TrickBot, Kessem said, has matured quickly over the past three months during its testing and development stage. She added, the banking Trojan has also implemented two of the “most advanced browser manipulation techniques observed in banking malware in the past few years.” TrickBot is closely related to Dyre banking Trojan, sharing much of the underlying code and features. While the crew behind Dyre sits in a Russian jail, TrickBot appears to be picking up the slack with early attacks against banks in Australia using a number of webinjects also found in the Dyre malware code.
But IBM X-Force now says TrickBot has adopted several new features and is finding new targets, such as personal and business banking websites of financial insitutions in the U.K., Australia, New Zealand, Canada and Germany. Where attackers behind TrickBot initially focused on redirection attacks and server-side injections on a handful of banks, this November IBM noticed shifts in the malware’s tactics.
“This scope changed almost overnight when TrickBot’s operators launched two new configurations in early November… More than just adding URLs to the configuration, targeted banks in the U.K. were fitted with customized redirection attacks — the most advanced method to manipulate what victims see in their browsers,” Kessem wrote.

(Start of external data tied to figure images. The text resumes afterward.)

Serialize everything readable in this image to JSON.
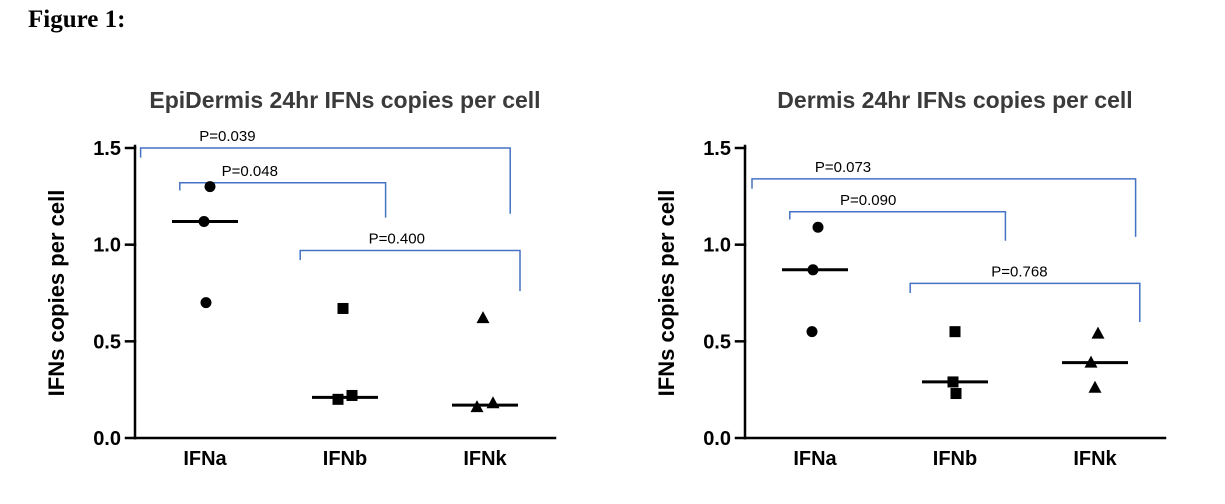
{
  "figure_label": "Figure 1:",
  "chart_data": [
    {
      "type": "scatter",
      "title": "EpiDermis 24hr IFNs copies per cell",
      "ylabel": "IFNs copies per cell",
      "ylim": [
        0,
        1.5
      ],
      "yticks": [
        0.0,
        0.5,
        1.0,
        1.5
      ],
      "categories": [
        "IFNa",
        "IFNb",
        "IFNk"
      ],
      "marker_shapes": [
        "circle",
        "square",
        "triangle"
      ],
      "point_color": "#000000",
      "bracket_color": "#4472C4",
      "grid": false,
      "legend": "none",
      "groups": [
        {
          "name": "IFNa",
          "marker": "circle",
          "points": [
            {
              "y": 1.3,
              "dx": 5
            },
            {
              "y": 1.12,
              "dx": -1
            },
            {
              "y": 0.7,
              "dx": 1
            }
          ],
          "median": 1.12
        },
        {
          "name": "IFNb",
          "marker": "square",
          "points": [
            {
              "y": 0.67,
              "dx": -2
            },
            {
              "y": 0.22,
              "dx": 7
            },
            {
              "y": 0.2,
              "dx": -7
            }
          ],
          "median": 0.21
        },
        {
          "name": "IFNk",
          "marker": "triangle",
          "points": [
            {
              "y": 0.62,
              "dx": -2
            },
            {
              "y": 0.18,
              "dx": 8
            },
            {
              "y": 0.16,
              "dx": -8
            }
          ],
          "median": 0.17
        }
      ],
      "comparisons": [
        {
          "label": "P=0.039",
          "x1": -0.46,
          "x2": 2.18,
          "y": 1.5,
          "drop1": 0.05,
          "drop2": 0.34,
          "label_x": 0.16
        },
        {
          "label": "P=0.048",
          "x1": -0.18,
          "x2": 1.29,
          "y": 1.32,
          "drop1": 0.04,
          "drop2": 0.18,
          "label_x": 0.32
        },
        {
          "label": "P=0.400",
          "x1": 0.68,
          "x2": 2.25,
          "y": 0.97,
          "drop1": 0.05,
          "drop2": 0.21,
          "label_x": 1.37
        }
      ]
    },
    {
      "type": "scatter",
      "title": "Dermis 24hr IFNs copies per cell",
      "ylabel": "IFNs copies per cell",
      "ylim": [
        0,
        1.5
      ],
      "yticks": [
        0.0,
        0.5,
        1.0,
        1.5
      ],
      "categories": [
        "IFNa",
        "IFNb",
        "IFNk"
      ],
      "marker_shapes": [
        "circle",
        "square",
        "triangle"
      ],
      "point_color": "#000000",
      "bracket_color": "#4472C4",
      "grid": false,
      "legend": "none",
      "groups": [
        {
          "name": "IFNa",
          "marker": "circle",
          "points": [
            {
              "y": 1.09,
              "dx": 3
            },
            {
              "y": 0.87,
              "dx": -2
            },
            {
              "y": 0.55,
              "dx": -3
            }
          ],
          "median": 0.87
        },
        {
          "name": "IFNb",
          "marker": "square",
          "points": [
            {
              "y": 0.55,
              "dx": 0
            },
            {
              "y": 0.29,
              "dx": -2
            },
            {
              "y": 0.23,
              "dx": 1
            }
          ],
          "median": 0.29
        },
        {
          "name": "IFNk",
          "marker": "triangle",
          "points": [
            {
              "y": 0.54,
              "dx": 3
            },
            {
              "y": 0.39,
              "dx": -4
            },
            {
              "y": 0.26,
              "dx": 0
            }
          ],
          "median": 0.39
        }
      ],
      "comparisons": [
        {
          "label": "P=0.073",
          "x1": -0.45,
          "x2": 2.29,
          "y": 1.34,
          "drop1": 0.05,
          "drop2": 0.3,
          "label_x": 0.2
        },
        {
          "label": "P=0.090",
          "x1": -0.18,
          "x2": 1.36,
          "y": 1.17,
          "drop1": 0.04,
          "drop2": 0.15,
          "label_x": 0.38
        },
        {
          "label": "P=0.768",
          "x1": 0.68,
          "x2": 2.32,
          "y": 0.8,
          "drop1": 0.05,
          "drop2": 0.2,
          "label_x": 1.46
        }
      ]
    }
  ]
}
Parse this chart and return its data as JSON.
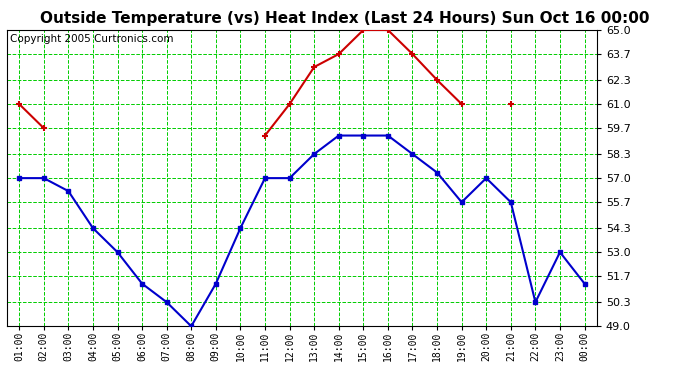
{
  "title": "Outside Temperature (vs) Heat Index (Last 24 Hours) Sun Oct 16 00:00",
  "copyright": "Copyright 2005 Curtronics.com",
  "x_labels": [
    "01:00",
    "02:00",
    "03:00",
    "04:00",
    "05:00",
    "06:00",
    "07:00",
    "08:00",
    "09:00",
    "10:00",
    "11:00",
    "12:00",
    "13:00",
    "14:00",
    "15:00",
    "16:00",
    "17:00",
    "18:00",
    "19:00",
    "20:00",
    "21:00",
    "22:00",
    "23:00",
    "00:00"
  ],
  "blue_values": [
    57.0,
    57.0,
    56.3,
    54.3,
    53.0,
    51.3,
    50.3,
    49.0,
    51.3,
    54.3,
    57.0,
    57.0,
    58.3,
    59.3,
    59.3,
    59.3,
    58.3,
    57.3,
    55.7,
    57.0,
    55.7,
    50.3,
    53.0,
    51.3
  ],
  "red_values": [
    61.0,
    59.7,
    null,
    null,
    null,
    null,
    null,
    null,
    null,
    null,
    59.3,
    61.0,
    63.0,
    63.7,
    65.0,
    65.0,
    63.7,
    62.3,
    61.0,
    null,
    61.0,
    null,
    null,
    null
  ],
  "ylim": [
    49.0,
    65.0
  ],
  "yticks": [
    49.0,
    50.3,
    51.7,
    53.0,
    54.3,
    55.7,
    57.0,
    58.3,
    59.7,
    61.0,
    62.3,
    63.7,
    65.0
  ],
  "bg_color": "#ffffff",
  "plot_bg": "#ffffff",
  "grid_color": "#00cc00",
  "blue_color": "#0000cc",
  "red_color": "#cc0000",
  "title_fontsize": 11,
  "copyright_fontsize": 7.5
}
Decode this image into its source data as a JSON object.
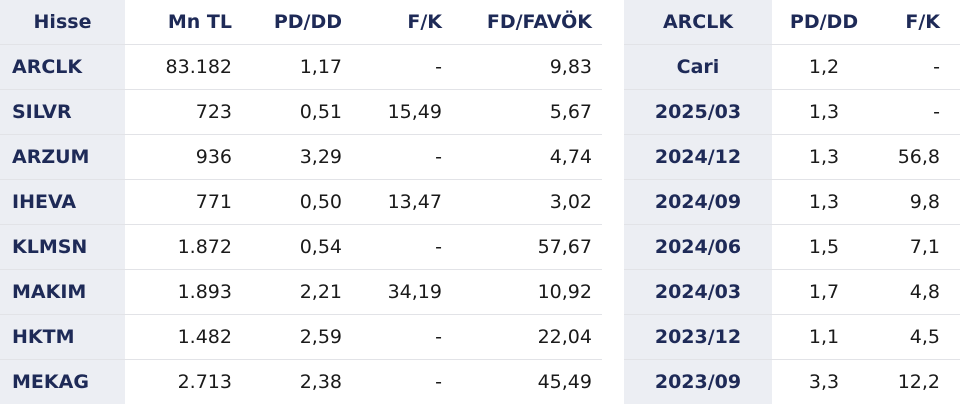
{
  "table1": {
    "headers": [
      "Hisse",
      "Mn TL",
      "PD/DD",
      "F/K",
      "FD/FAVÖK"
    ],
    "rows": [
      [
        "ARCLK",
        "83.182",
        "1,17",
        "-",
        "9,83"
      ],
      [
        "SILVR",
        "723",
        "0,51",
        "15,49",
        "5,67"
      ],
      [
        "ARZUM",
        "936",
        "3,29",
        "-",
        "4,74"
      ],
      [
        "IHEVA",
        "771",
        "0,50",
        "13,47",
        "3,02"
      ],
      [
        "KLMSN",
        "1.872",
        "0,54",
        "-",
        "57,67"
      ],
      [
        "MAKIM",
        "1.893",
        "2,21",
        "34,19",
        "10,92"
      ],
      [
        "HKTM",
        "1.482",
        "2,59",
        "-",
        "22,04"
      ],
      [
        "MEKAG",
        "2.713",
        "2,38",
        "-",
        "45,49"
      ]
    ]
  },
  "table2": {
    "headers": [
      "ARCLK",
      "PD/DD",
      "F/K"
    ],
    "rows": [
      [
        "Cari",
        "1,2",
        "-"
      ],
      [
        "2025/03",
        "1,3",
        "-"
      ],
      [
        "2024/12",
        "1,3",
        "56,8"
      ],
      [
        "2024/09",
        "1,3",
        "9,8"
      ],
      [
        "2024/06",
        "1,5",
        "7,1"
      ],
      [
        "2024/03",
        "1,7",
        "4,8"
      ],
      [
        "2023/12",
        "1,1",
        "4,5"
      ],
      [
        "2023/09",
        "3,3",
        "12,2"
      ]
    ]
  }
}
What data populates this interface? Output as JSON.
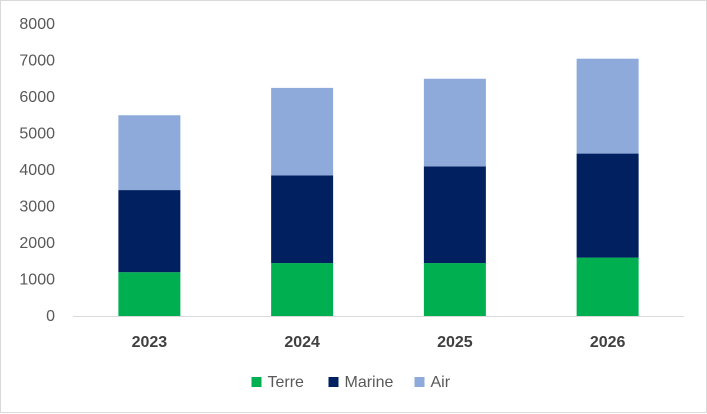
{
  "chart_data": {
    "type": "bar",
    "stacked": true,
    "title": "",
    "xlabel": "",
    "ylabel": "",
    "categories": [
      "2023",
      "2024",
      "2025",
      "2026"
    ],
    "series": [
      {
        "name": "Terre",
        "color": "#00b050",
        "values": [
          1200,
          1450,
          1450,
          1600
        ]
      },
      {
        "name": "Marine",
        "color": "#002060",
        "values": [
          2250,
          2400,
          2650,
          2850
        ]
      },
      {
        "name": "Air",
        "color": "#8eaadb",
        "values": [
          2050,
          2400,
          2400,
          2600
        ]
      }
    ],
    "ylim": [
      0,
      8000
    ],
    "yticks": [
      "0",
      "1000",
      "2000",
      "3000",
      "4000",
      "5000",
      "6000",
      "7000",
      "8000"
    ],
    "grid": false,
    "legend_position": "bottom"
  }
}
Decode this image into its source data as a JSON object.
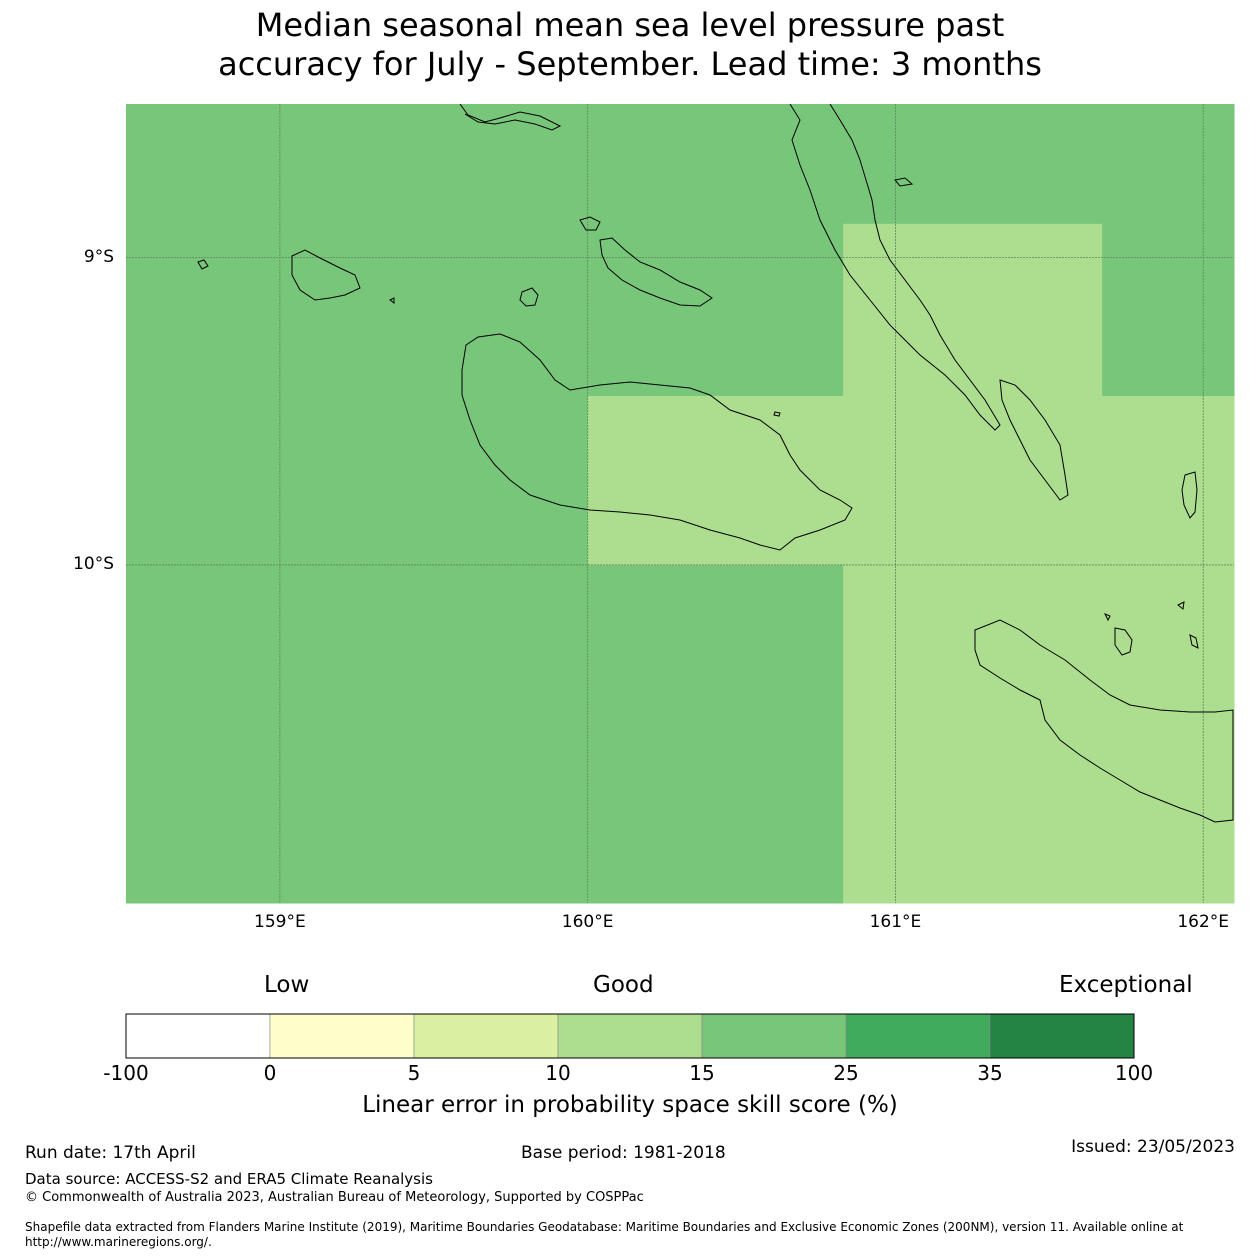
{
  "title": {
    "line1": "Median seasonal mean sea level pressure past",
    "line2": "accuracy for July - September. Lead time: 3 months"
  },
  "map": {
    "lat_ticks": [
      "9°S",
      "10°S"
    ],
    "lon_ticks": [
      "159°E",
      "160°E",
      "161°E",
      "162°E"
    ],
    "extent": {
      "lon_min": 158.5,
      "lon_max": 162.1,
      "lat_top": -8.5,
      "lat_bottom": -11.1
    },
    "cell_colors": {
      "15-25": "#78c679",
      "10-15": "#addd8e"
    },
    "regions": [
      {
        "name": "west-block",
        "lon": [
          158.5,
          160.83
        ],
        "lat": [
          -8.5,
          -11.1
        ],
        "category": "15-25"
      },
      {
        "name": "north-block",
        "lon": [
          160.83,
          162.1
        ],
        "lat": [
          -8.5,
          -8.89
        ],
        "category": "15-25"
      },
      {
        "name": "east-upper-block",
        "lon": [
          161.67,
          162.1
        ],
        "lat": [
          -8.89,
          -9.45
        ],
        "category": "15-25"
      },
      {
        "name": "central-block",
        "lon": [
          160.83,
          161.67
        ],
        "lat": [
          -8.89,
          -9.45
        ],
        "category": "10-15"
      },
      {
        "name": "middle-band",
        "lon": [
          160.0,
          162.1
        ],
        "lat": [
          -9.45,
          -10.0
        ],
        "category": "10-15"
      },
      {
        "name": "south-east-block",
        "lon": [
          160.83,
          162.1
        ],
        "lat": [
          -10.0,
          -11.1
        ],
        "category": "10-15"
      }
    ]
  },
  "legend": {
    "category_labels": {
      "low": "Low",
      "good": "Good",
      "exceptional": "Exceptional"
    },
    "boundaries": [
      "-100",
      "0",
      "5",
      "10",
      "15",
      "25",
      "35",
      "100"
    ],
    "colors": [
      "#ffffff",
      "#ffffcc",
      "#d9f0a3",
      "#addd8e",
      "#78c679",
      "#41ab5d",
      "#238443"
    ],
    "title": "Linear error in probability space skill score (%)"
  },
  "footer": {
    "run_date": "Run date: 17th April",
    "base_period": "Base period: 1981-2018",
    "issued": "Issued: 23/05/2023",
    "data_source": "Data source: ACCESS-S2 and ERA5 Climate Reanalysis",
    "copyright": "© Commonwealth of Australia 2023, Australian Bureau of Meteorology, Supported by COSPPac",
    "shapefile_line1": "Shapefile data extracted from Flanders Marine Institute (2019), Maritime Boundaries Geodatabase: Maritime Boundaries and Exclusive Economic Zones (200NM), version 11. Available online at",
    "shapefile_line2": "http://www.marineregions.org/."
  }
}
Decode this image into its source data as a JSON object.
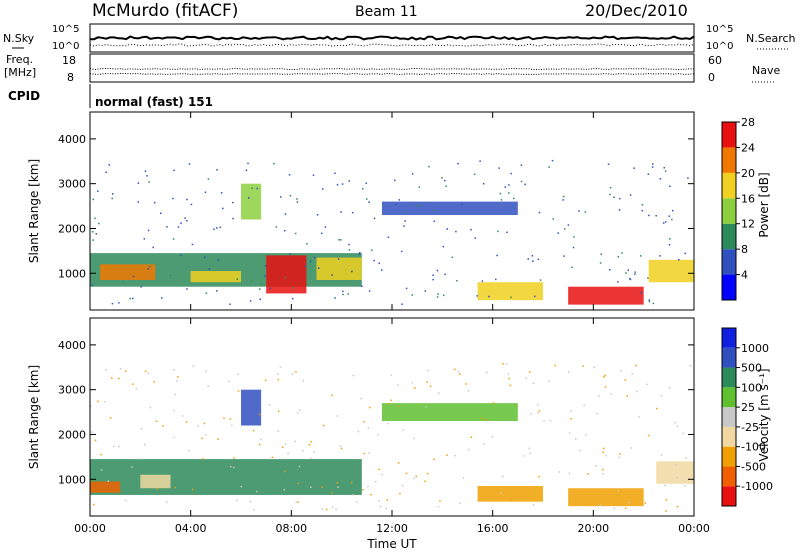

Based on an examination of TrickBot and the speed in development, Kessem says that TrickBot criminals have meticulously prepared redirects in advance of its campaigns or simply purchased them from another gang. Unlike its cousin Dyre, Kessem said, TrickBot has “dabbled” in malvertising leveraging the RIG exploit kit, malicious email attachments and poisoned Office macros coming through the “Godzilla loader.”
That behavior suggests to the IBM X-Force team that the group behind TrickBot is after specific business accounts. “They have been sending malware-laden spam to companies, not just indiscriminate waves of email,” she said. Again, another departure for TrickBot. As the cliché goes, with TrickBot change is the only constant. “Infection methods are bound to change again at any given time,” said Kessem. She said that constant evolution is tied to the fact that the bad guys are networking with other botnet and malware distributors.
Telltale signs of such tangled relationships include similarities between the Cutwail botnet‘s malware and the sharing of the same crypter with Vawtrak and Pushdo, used to hide viruses, keyloggers and RAT tools. Those same similarities were spotted by Fidelis Cybersecurity in October. That’s when researchers said that there is a clear link between Dyre and TrickBot. Fidelis said, the TrickBot sample it examined included a custom loader, called TrickLoader, that was also used in the Cutwail spambot, which Fidelis said was similar to the one used by the Dyre gang in its spam campaigns.